Biden made that promise after his meeting with Israeli Prime Minister Yair Lapid in July. “We will not — let me say it again — we will not allow Iran to acquire a nuclear weapon.”
But what if Iran builds a bomb and never gives Biden the proof that it exists? One of the most daring intelligence operations by any service in recent memory was Mossad’s 2018 raid on a warehouse in Tehran that resulted in the retrieval of tens of thousands of documents relating to Iran’s nuclear program.

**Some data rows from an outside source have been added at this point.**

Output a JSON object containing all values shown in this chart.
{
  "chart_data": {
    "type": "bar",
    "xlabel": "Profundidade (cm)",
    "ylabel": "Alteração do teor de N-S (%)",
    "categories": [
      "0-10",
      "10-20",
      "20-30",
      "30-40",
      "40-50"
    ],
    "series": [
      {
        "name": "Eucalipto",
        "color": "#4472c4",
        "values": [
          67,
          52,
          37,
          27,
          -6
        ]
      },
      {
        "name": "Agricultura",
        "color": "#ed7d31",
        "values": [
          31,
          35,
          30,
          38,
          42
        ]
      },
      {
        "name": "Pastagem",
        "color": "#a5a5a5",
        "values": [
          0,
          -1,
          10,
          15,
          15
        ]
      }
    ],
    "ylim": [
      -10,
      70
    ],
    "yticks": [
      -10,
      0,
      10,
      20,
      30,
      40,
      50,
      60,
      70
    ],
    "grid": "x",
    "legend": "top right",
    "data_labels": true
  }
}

The documents showed that Iran had an extensive computer modeling program which made a live-fire test of a nuclear device virtually unnecessary. Meanwhile, Biden has a ready-made excuse not to attack because of the lack of “proof” that Iran possesses a nuclear weapon.
Israel won’t quibble with details like that. If intel informs the Israelis that Iran is close to going nuclear, it’s likely they will do their best to eradicate the threat.
Still, it’s a good question to ask the president: what has caused this sudden optimism from Iran on signing a deal? What has he conceded to Iran that makes the deal closer than it has been?
On the surface, there are supposedly three sticking points.
Three main sticking points remain. Iran wants the Biden administration to remove its Islamic Revolutionary Guard Corps from its designated terrorist list, which so far Washington seems unwilling to do.
It also wants a guarantee that the deal will be binding regardless of future U.S. administrations. Biden cannot legally guarantee that, and the reality remains that another administration could cancel any deal just as former president Donald Trump did.
The third item is a long-running investigation by the IAEA into traces of uranium found at three of Iran’s undeclared nuclear sites several years ago. Tehran wants it shut down, something the agency itself, as well as Western governments, are opposed to.
Iran knows that each of those conditions will never be dropped, although it may still wring concessions on the IAEA investigation into trace uranium found at the Fodow research facility and Parchin military base. The EU is willing to modify its demands for transparency in exchange for Iran’s signature.
Eventually, there will be a “drop dead date” for Iran, and it’ll sign something. It’s meaningless anyway because, as Iran did with the 2015 nuclear agreement, it will interpret the agreement as it sees fit and dare the U.S. to declare its non-compliance.
As long as Biden is president, that won’t happen. Biden and the media will trumpet this agreement as a BFD and list it as an accomplishment.
But we might ask: if it’s such a big deal, why isn’t Biden proudly presenting it to the Senate for ratification?